SE Asia meeting in disarray over sea dispute with China
PHNOM PENH (Reuters) – Southeast Asian nations have failed to reach agreement on a maritime dispute involving China, ending a foreign ministers’ summit in disarray after Beijing appeared to split the 10 countries over the contentious issue.
The Philippines said in a statement on Friday that it “deplores” the failure of the Association of Southeast Asian Nations (ASEAN) summit to address the worsening row, and criticized Cambodia in unusually strong language for its handling of the issue.
China has been accused of using its heavy influence over summit chair Cambodia and several other ASEAN members to block regional-level discussions on the issue and attempts to agree a binding maritime Code of Conduct.
The Philippines said it took “strong exception” to Cambodia’s statement that the non-issuance of a communiqué was due to “bilateral conflict between some ASEAN member states and a neighboring country”.
It said it had only requested that the communiqué mention the recent standoff between Chinese and Philippine ships at the Scarborough Shoal, a horseshoe-shaped reef in waters that both countries claim.
“The Chair has consistently opposed any mention of the Scarborough Shoal at all in the Joint Communiqué and today announced that a Joint Communiqué ‘cannot be issued’,” the Philippine statement said.
The failure to issue a joint statement marks a sharp deterioration in efforts to cool tensions following recent incidents of naval brinkmanship over the oil-rich waters.
China, whose trade and investment ties with Cambodia have surged in recent years, has warned that “external forces” should not get involved in the dispute.
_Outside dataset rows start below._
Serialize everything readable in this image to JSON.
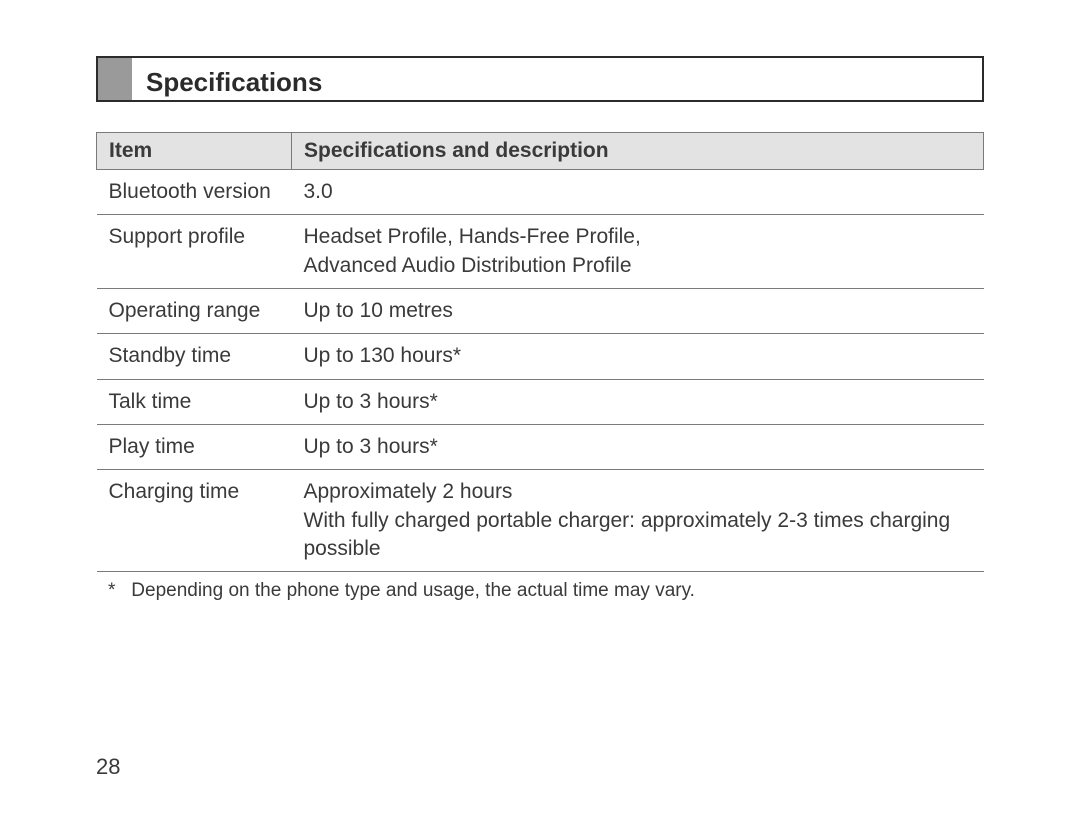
{
  "heading": "Specifications",
  "table": {
    "headers": {
      "item": "Item",
      "spec": "Specifications and description"
    },
    "rows": [
      {
        "item": "Bluetooth version",
        "spec": "3.0"
      },
      {
        "item": "Support profile",
        "spec": "Headset Profile, Hands-Free Profile,\nAdvanced Audio Distribution Profile"
      },
      {
        "item": "Operating range",
        "spec": "Up to 10 metres"
      },
      {
        "item": "Standby time",
        "spec": "Up to 130 hours*"
      },
      {
        "item": "Talk time",
        "spec": "Up to 3 hours*"
      },
      {
        "item": "Play time",
        "spec": "Up to 3 hours*"
      },
      {
        "item": "Charging time",
        "spec": "Approximately 2 hours\nWith fully charged portable charger: approximately 2-3 times charging possible"
      }
    ]
  },
  "footnote": {
    "marker": "*",
    "text": "Depending on the phone type and usage, the actual time may vary."
  },
  "page_number": "28"
}
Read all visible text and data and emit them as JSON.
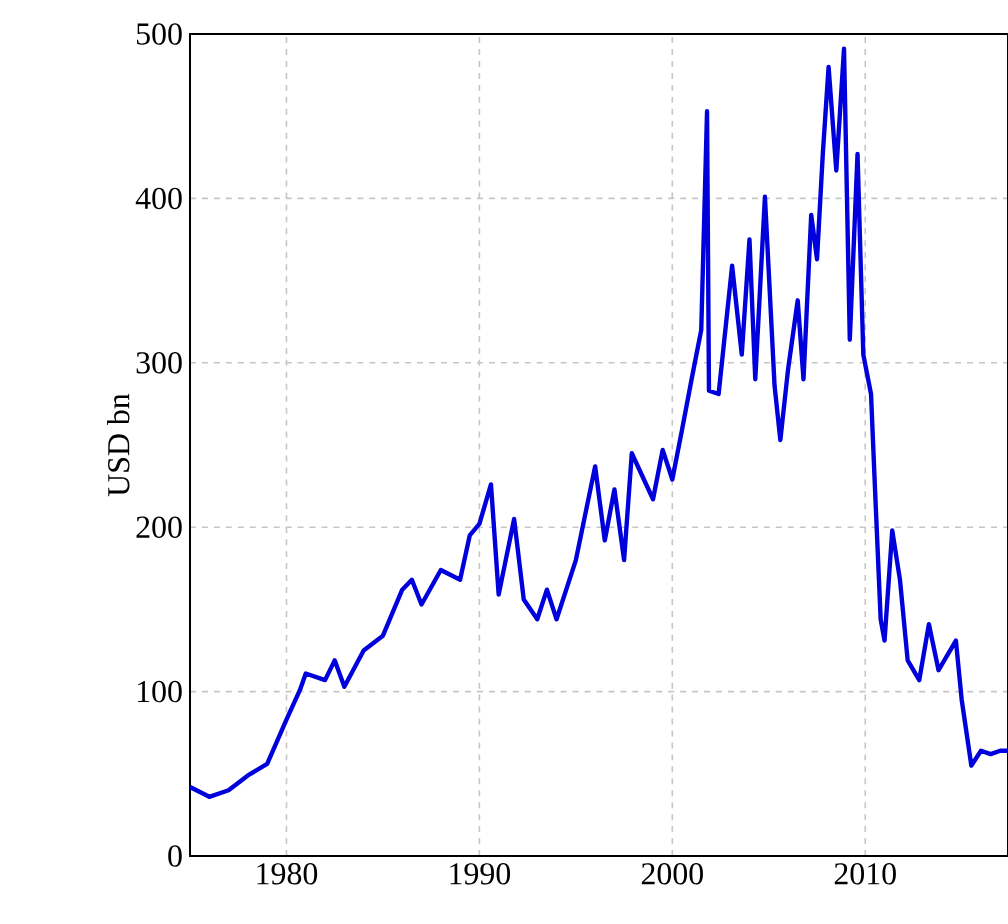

Vietnam, Malaysia, Brunei and Taiwan also lay claim to parts of the South China Sea.
The United States has stressed it is neutral in the long-running maritime dispute, despite offering to help boost the Philippines’ decrepit military forces.
U.S. Secretary of State Hillary Clinton played down the deadlock within ASEAN at a news conference in Phnom Penh on Thursday evening.
“I have worked in many multilateral settings, and it is not at all unusual for much more mature organizations to be working on and discussing and even arguing about certain matters past the deadlines in order to try to see if there’s a way forward,” she said.